Mystery Writers of American announced that the 2012 Grand Master is Martha Grimes. The honor is given each year to an author who represents the pinnacle of achievement in mystery writing. The MWA's Raven Award for outstanding individual supporting mystery books goes to M is for Mystery in San Mateo and Molly Weston of Meritorious Mysteries. The 2012 Ellery Queen Award will be given to Joe Meyers of the Connecticut Post/Hearst Media News Group for his generous and wide-ranging support of the genre.
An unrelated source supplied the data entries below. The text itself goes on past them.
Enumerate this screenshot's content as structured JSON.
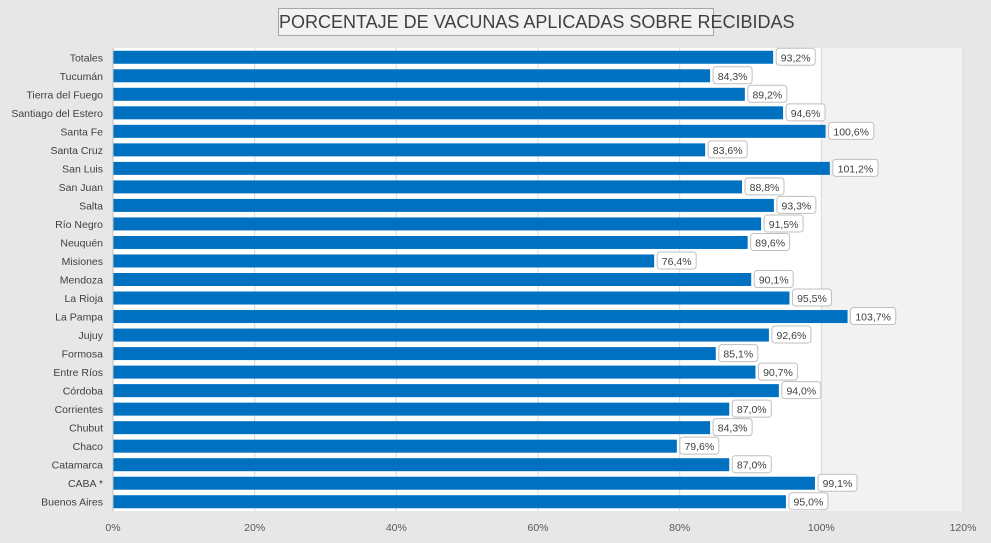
{
  "chart_data": {
    "type": "bar",
    "orientation": "horizontal",
    "title": "PORCENTAJE DE VACUNAS APLICADAS SOBRE RECIBIDAS",
    "xlabel": "",
    "ylabel": "",
    "xlim": [
      0,
      120
    ],
    "x_ticks": [
      "0%",
      "20%",
      "40%",
      "60%",
      "80%",
      "100%",
      "120%"
    ],
    "grid": true,
    "legend": "none",
    "bar_color": "#0070c0",
    "categories": [
      "Totales",
      "Tucumán",
      "Tierra del Fuego",
      "Santiago del Estero",
      "Santa Fe",
      "Santa Cruz",
      "San Luis",
      "San Juan",
      "Salta",
      "Río Negro",
      "Neuquén",
      "Misiones",
      "Mendoza",
      "La Rioja",
      "La Pampa",
      "Jujuy",
      "Formosa",
      "Entre Ríos",
      "Córdoba",
      "Corrientes",
      "Chubut",
      "Chaco",
      "Catamarca",
      "CABA *",
      "Buenos Aires"
    ],
    "values": [
      93.2,
      84.3,
      89.2,
      94.6,
      100.6,
      83.6,
      101.2,
      88.8,
      93.3,
      91.5,
      89.6,
      76.4,
      90.1,
      95.5,
      103.7,
      92.6,
      85.1,
      90.7,
      94.0,
      87.0,
      84.3,
      79.6,
      87.0,
      99.1,
      95.0
    ],
    "data_labels": [
      "93,2%",
      "84,3%",
      "89,2%",
      "94,6%",
      "100,6%",
      "83,6%",
      "101,2%",
      "88,8%",
      "93,3%",
      "91,5%",
      "89,6%",
      "76,4%",
      "90,1%",
      "95,5%",
      "103,7%",
      "92,6%",
      "85,1%",
      "90,7%",
      "94,0%",
      "87,0%",
      "84,3%",
      "79,6%",
      "87,0%",
      "99,1%",
      "95,0%"
    ]
  }
}
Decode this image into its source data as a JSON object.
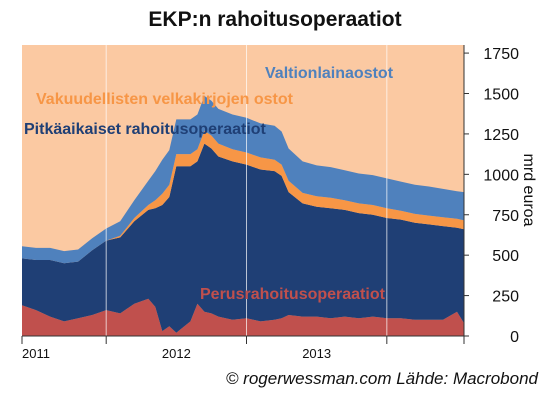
{
  "title": "EKP:n rahoitusoperaatiot",
  "credit": "© rogerwessman.com Lähde: Macrobond",
  "chart_data": {
    "type": "area",
    "stacked": true,
    "x_unit": "year",
    "xlim": [
      2010.9,
      2014.05
    ],
    "x_tick_labels": [
      "2011",
      "2012",
      "2013"
    ],
    "y_axis_position": "right",
    "ylabel": "mrd euroa",
    "ylim": [
      0,
      1800
    ],
    "y_ticks": [
      0,
      250,
      500,
      750,
      1000,
      1250,
      1500,
      1750
    ],
    "grid": false,
    "background": "#fbc9a2",
    "x": [
      2010.9,
      2011.0,
      2011.1,
      2011.2,
      2011.3,
      2011.4,
      2011.5,
      2011.6,
      2011.7,
      2011.8,
      2011.85,
      2011.9,
      2011.95,
      2012.0,
      2012.1,
      2012.15,
      2012.2,
      2012.25,
      2012.3,
      2012.4,
      2012.5,
      2012.6,
      2012.7,
      2012.75,
      2012.8,
      2012.9,
      2013.0,
      2013.1,
      2013.2,
      2013.3,
      2013.4,
      2013.5,
      2013.6,
      2013.7,
      2013.8,
      2013.9,
      2014.0,
      2014.05
    ],
    "series": [
      {
        "name": "Perusrahoitusoperaatiot",
        "color": "#c0504d",
        "values": [
          190,
          160,
          120,
          90,
          110,
          130,
          160,
          140,
          200,
          230,
          180,
          30,
          60,
          20,
          90,
          200,
          150,
          140,
          120,
          100,
          110,
          90,
          100,
          110,
          130,
          120,
          120,
          110,
          120,
          110,
          120,
          110,
          110,
          100,
          100,
          100,
          150,
          80
        ]
      },
      {
        "name": "Pitkäaikaiset rahoitusoperaatiot",
        "color": "#1f3f75",
        "values": [
          290,
          310,
          350,
          360,
          350,
          400,
          430,
          470,
          510,
          550,
          610,
          780,
          800,
          1030,
          960,
          880,
          1040,
          1020,
          990,
          980,
          950,
          940,
          920,
          880,
          760,
          700,
          680,
          680,
          660,
          650,
          630,
          620,
          610,
          600,
          590,
          580,
          520,
          580
        ]
      },
      {
        "name": "Vakuudellisten velkakirjojen ostot",
        "color": "#f79646",
        "values": [
          0,
          0,
          0,
          0,
          0,
          0,
          0,
          10,
          20,
          30,
          50,
          70,
          75,
          75,
          75,
          75,
          80,
          80,
          80,
          75,
          75,
          75,
          70,
          70,
          70,
          65,
          65,
          65,
          60,
          60,
          60,
          60,
          55,
          55,
          55,
          55,
          55,
          55
        ]
      },
      {
        "name": "Valtionlainaostot",
        "color": "#4f81bd",
        "values": [
          75,
          75,
          75,
          75,
          75,
          75,
          75,
          90,
          110,
          150,
          180,
          210,
          215,
          215,
          215,
          215,
          215,
          215,
          215,
          215,
          215,
          210,
          210,
          205,
          200,
          195,
          190,
          190,
          185,
          185,
          185,
          185,
          180,
          180,
          180,
          175,
          170,
          175
        ]
      }
    ]
  }
}
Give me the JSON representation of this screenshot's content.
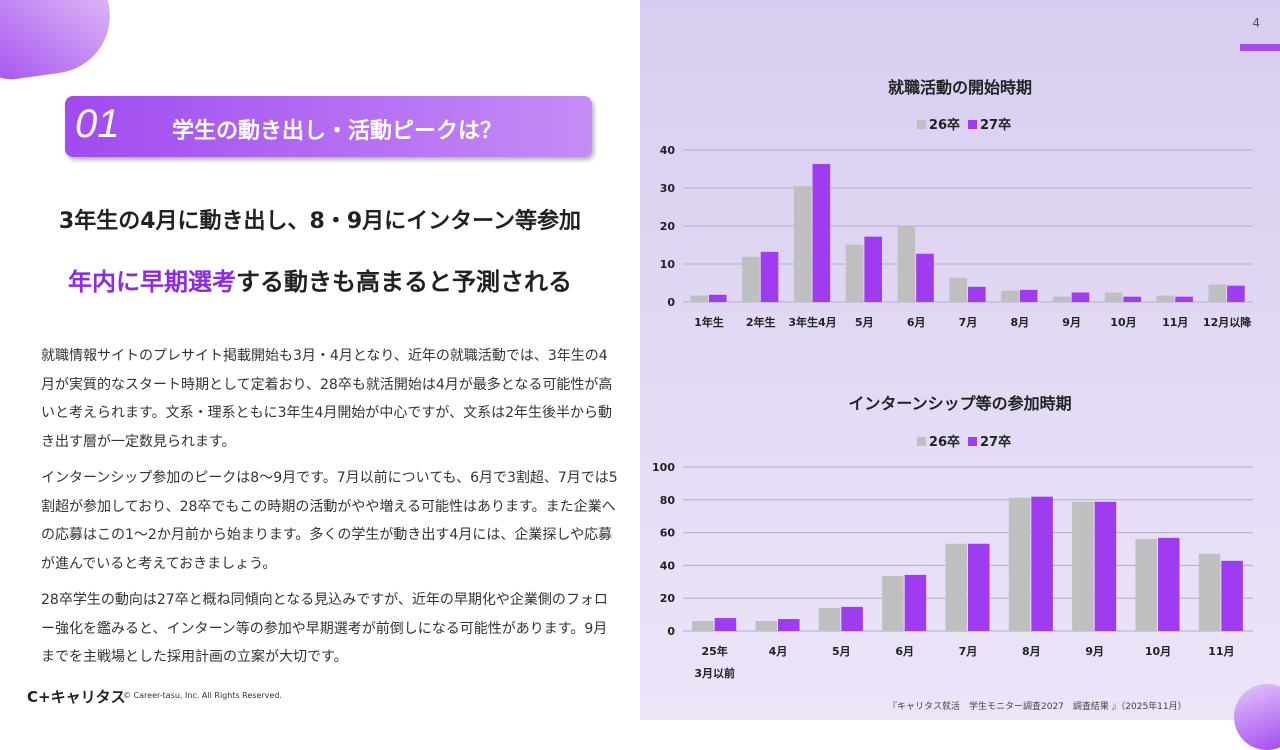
{
  "page_number": "4",
  "header": {
    "number": "01",
    "title": "学生の動き出し・活動ピークは？"
  },
  "headline1": "3年生の4月に動き出し、8・9月にインターン等参加",
  "headline2": {
    "highlight": "年内に早期選考",
    "rest": "する動きも高まると予測される"
  },
  "paragraphs": [
    "就職情報サイトのプレサイト掲載開始も3月・4月となり、近年の就職活動では、3年生の4月が実質的なスタート時期として定着おり、28卒も就活開始は4月が最多となる可能性が高いと考えられます。文系・理系ともに3年生4月開始が中心ですが、文系は2年生後半から動き出す層が一定数見られます。",
    "インターンシップ参加のピークは8〜9月です。7月以前についても、6月で3割超、7月では5割超が参加しており、28卒でもこの時期の活動がやや増える可能性はあります。また企業への応募はこの1〜2か月前から始まります。多くの学生が動き出す4月には、企業探しや応募が進んでいると考えておきましょう。",
    "28卒学生の動向は27卒と概ね同傾向となる見込みですが、近年の早期化や企業側のフォロー強化を鑑みると、インターン等の参加や早期選考が前倒しになる可能性があります。9月までを主戦場とした採用計画の立案が大切です。"
  ],
  "footer": {
    "logo": "C+キャリタス",
    "copyright": "© Career-tasu, Inc. All Rights Reserved.",
    "source": "『キャリタス就活　学生モニター調査2027　調査結果 』（2025年11月）"
  },
  "colors": {
    "s26": "#bfbfbf",
    "s27": "#a03cf0",
    "accent": "#8b2be2"
  },
  "chart_data": [
    {
      "type": "bar",
      "title": "就職活動の開始時期",
      "ylim": [
        0,
        40
      ],
      "yticks": [
        0,
        10,
        20,
        30,
        40
      ],
      "grid": true,
      "legend": "top",
      "categories": [
        "1年生",
        "2年生",
        "3年生4月",
        "5月",
        "6月",
        "7月",
        "8月",
        "9月",
        "10月",
        "11月",
        "12月以降"
      ],
      "series": [
        {
          "name": "26卒",
          "values": [
            1.7,
            11.9,
            30.5,
            15.1,
            20.0,
            6.4,
            3.0,
            1.4,
            2.5,
            1.7,
            4.6
          ]
        },
        {
          "name": "27卒",
          "values": [
            1.9,
            13.2,
            36.3,
            17.2,
            12.7,
            4.0,
            3.2,
            2.5,
            1.4,
            1.4,
            4.3
          ]
        }
      ]
    },
    {
      "type": "bar",
      "title": "インターンシップ等の参加時期",
      "ylim": [
        0,
        100
      ],
      "yticks": [
        0,
        20,
        40,
        60,
        80,
        100
      ],
      "grid": true,
      "legend": "top",
      "categories": [
        "25年\n3月以前",
        "4月",
        "5月",
        "6月",
        "7月",
        "8月",
        "9月",
        "10月",
        "11月"
      ],
      "series": [
        {
          "name": "26卒",
          "values": [
            6.1,
            6.1,
            14.1,
            33.6,
            53.2,
            81.3,
            78.8,
            56.2,
            47.0
          ]
        },
        {
          "name": "27卒",
          "values": [
            7.9,
            7.3,
            14.7,
            34.2,
            53.2,
            81.9,
            78.8,
            56.8,
            42.8
          ]
        }
      ]
    }
  ]
}
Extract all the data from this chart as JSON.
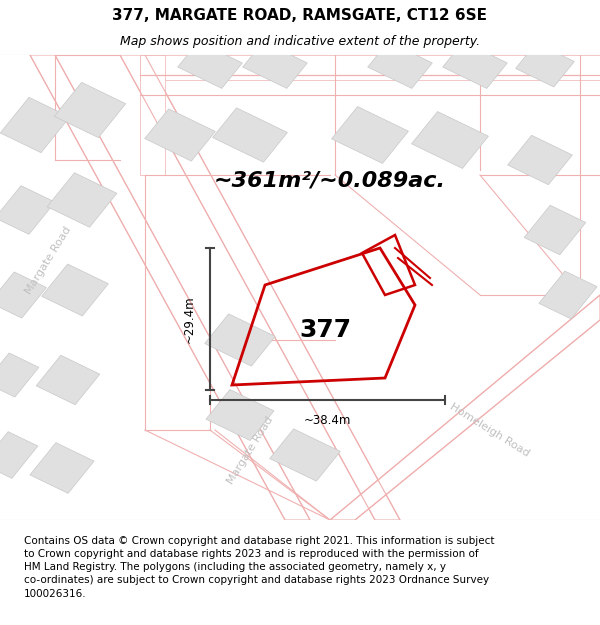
{
  "title_line1": "377, MARGATE ROAD, RAMSGATE, CT12 6SE",
  "title_line2": "Map shows position and indicative extent of the property.",
  "area_text": "~361m²/~0.089ac.",
  "label_377": "377",
  "dim_width": "~38.4m",
  "dim_height": "~29.4m",
  "footer_text": "Contains OS data © Crown copyright and database right 2021. This information is subject\nto Crown copyright and database rights 2023 and is reproduced with the permission of\nHM Land Registry. The polygons (including the associated geometry, namely x, y\nco-ordinates) are subject to Crown copyright and database rights 2023 Ordnance Survey\n100026316.",
  "map_bg": "#ffffff",
  "building_fill": "#e0e0e0",
  "building_edge": "#c8c8c8",
  "road_line_color": "#f0b0b0",
  "plot_color": "#cc0000",
  "dim_line_color": "#444444",
  "road_label_color": "#c0c0c0",
  "title_fontsize": 11,
  "subtitle_fontsize": 9,
  "area_fontsize": 16,
  "label_fontsize": 18,
  "footer_fontsize": 7.5,
  "road_label_fontsize": 8
}
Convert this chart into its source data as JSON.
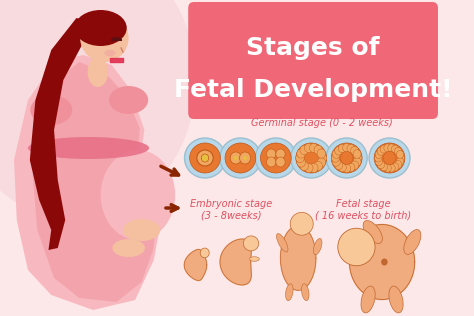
{
  "bg_color": "#fce8e8",
  "title_box_color": "#f06878",
  "title_line1": "Stages of",
  "title_line2": "Fetal Development!",
  "title_text_color": "#ffffff",
  "germinal_label": "Germinal stage (0 - 2 weeks)",
  "germinal_label_color": "#e05060",
  "embryonic_label": "Embryonic stage\n(3 - 8weeks)",
  "embryonic_label_color": "#e05060",
  "fetal_label": "Fetal stage\n( 16 weeks to birth)",
  "fetal_label_color": "#e05060",
  "cell_dish_color": "#b8d8ea",
  "cell_dish_edge": "#9abfcf",
  "cell_orange": "#e87830",
  "cell_orange_light": "#f0a860",
  "cell_orange_dark": "#c05818",
  "arrow_color": "#8B2500",
  "woman_skin": "#f5c0a0",
  "woman_dress": "#f0909a",
  "woman_dress_light": "#f8b8c0",
  "woman_belt": "#e87088",
  "woman_hair": "#8B0808",
  "woman_hair_dark": "#600000",
  "embryo_body": "#f0a878",
  "embryo_dark": "#c06830",
  "embryo_light": "#f8c898",
  "bg_curve_color": "#f8d0d0"
}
Arne Dahl won the Swedish crime fiction award with Viskelen (Chinese Whispers), although as yet there are no US or UK rights or editions for the novel. The author's first book in English, Misterioso is finally being released in the U.S. after a long delay. (Hat to Crime Scraps Review.) Meanwhile, the Ireland AM Irish Crime Fiction Book of the Year went to Bloodland by Alan Glynn, and over in Japan, Don Winslow's The Winter of Frankie Machine was named winner of the 2011 Maltese Falcon Award, given to the best hardboiled/private eye novel published in the previous year in Japan.
Andrew Hunt, professor of history at the University of Waterloo in Waterloo, Ontario, Canada, is the winner of the 2011 Tony Hillerman Prize for best first mystery novel. Hunt's book, City of Saints, introduces a Mormon sleuth investigating a crime in 1930s Utah and will be published by St. Martin's Press. Sherida Stewart of Farmington, New Mexico, won the 2011 Tony Hillerman Mystery Short Story Contest for her mystery "Turquoise Remembrance."
The latest short story offering on Beat to a Pulp is titled "Stalker," and was written by award-winning author, faithful blogger and all-around nice guy Ed Gorman.
Noir Nation is starting a series of international weekly posts focusing on a different country or region, with fans and followers invited to pitch in and help with your recommendations and contributions. This week, it's crime writers from India; post a top 10 or 20 list, or just a name or two.
You can register now for the Mystery Writers of Ameria New England University, scheduled for Saturday, February 11, 2012, at the Sheraton Boston. It features a day of top-notch classes including: "After the Idea" with Jess Lourey; "Dramatic Structure & Plot" with Laura DiSilverio; "Setting & Description" with Daniel Stashower; "Character & Dialogue" with Reed Farrel Coleman; "Writing as Re-Writing" with Hallie Ephron; and "The Writing Life" with Hank Phillippi Ryan.
As the lists for "best of" books published during 2011 begin to pour in, Spinetingler is keeping track and has a scoresheet of sorts for you. What's interesting to me is the diversity in the lists thus far, with very little overlap. Does this mean there were more good books published last year, and thus it's harder to choose? At any rate, lots of good reading material there for you.